我々石川数学塾大阪のスタッフ仲間は、理想を高く掲げ、相敬い、相助け、相競い合うすばらしい集団と自負しております。新しい仲間には、即戦力として、思う存分暴れていただきましょう。

弊塾HPの5月改変をお見逃しなく!いよいよ仲間が、神秘のヴェールをぬぎます。乞うご期待!

石川数学塾大阪
学園前教室・杉浦

春講日記(その23)-久方の光のどけき-

春講をきっかけにして、今年もまた多くの仲間を迎え入れることができました。

皆さまのご期待を、しっかりと背負わせていただきます。ありがとうございます。

10年目の塾生生活を送るベテラン「生徒」が、新入りの皆さんに、いみじくも言いました。

「ここに入ったら、とにかく生き残れ。しがみついて、やってるうちに、必ずモノになるからな。」

自身の経験に裏打ちされたお言葉、重く受け止めたいものです。

入塾にあたって、ご父母の威勢良い仁義も、春ならでは…ですね。

実録です。

「煮てもろても、焼いてもろても、けっこうです。命だけ残してもろたら、おんのじです。
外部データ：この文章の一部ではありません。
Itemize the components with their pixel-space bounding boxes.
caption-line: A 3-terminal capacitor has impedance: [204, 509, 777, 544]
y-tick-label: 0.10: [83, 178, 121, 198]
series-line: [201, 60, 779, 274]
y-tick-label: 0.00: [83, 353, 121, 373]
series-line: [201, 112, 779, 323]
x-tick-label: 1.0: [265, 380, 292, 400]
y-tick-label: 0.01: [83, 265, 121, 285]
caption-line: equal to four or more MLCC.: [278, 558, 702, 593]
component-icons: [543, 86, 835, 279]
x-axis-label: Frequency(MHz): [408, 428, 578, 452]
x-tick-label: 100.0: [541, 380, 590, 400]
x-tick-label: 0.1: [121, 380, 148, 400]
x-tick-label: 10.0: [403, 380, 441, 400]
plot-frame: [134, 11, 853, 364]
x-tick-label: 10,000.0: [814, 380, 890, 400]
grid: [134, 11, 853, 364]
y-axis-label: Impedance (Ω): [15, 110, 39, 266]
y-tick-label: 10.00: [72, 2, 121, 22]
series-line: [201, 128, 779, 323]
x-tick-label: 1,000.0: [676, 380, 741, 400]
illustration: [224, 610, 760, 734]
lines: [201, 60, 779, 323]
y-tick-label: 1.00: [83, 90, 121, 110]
」

「授業がうまい、解説が明快、とっくに承知。そんなことより、いつものように、俺の背中について来いと、ひとことおっしゃってくださいませ。」

「ご存命の限り、従います。どうか長生きしてください。」

どれをとっても、浅学非才の小生には、身に余るお言葉。ただ、ひたすら、感謝いたします。

一生懸命努力して、ご期待にそうべく頑張ります。

石川数学塾大阪
学園前教室・杉浦

春講日記(その22)-久方の光のどけき-

「俺は悪くない。悪くないのに虐げられている。」

卒業生が血相変えて、飛び込んできました。どれほど「悪くない」のか、聞いてみました。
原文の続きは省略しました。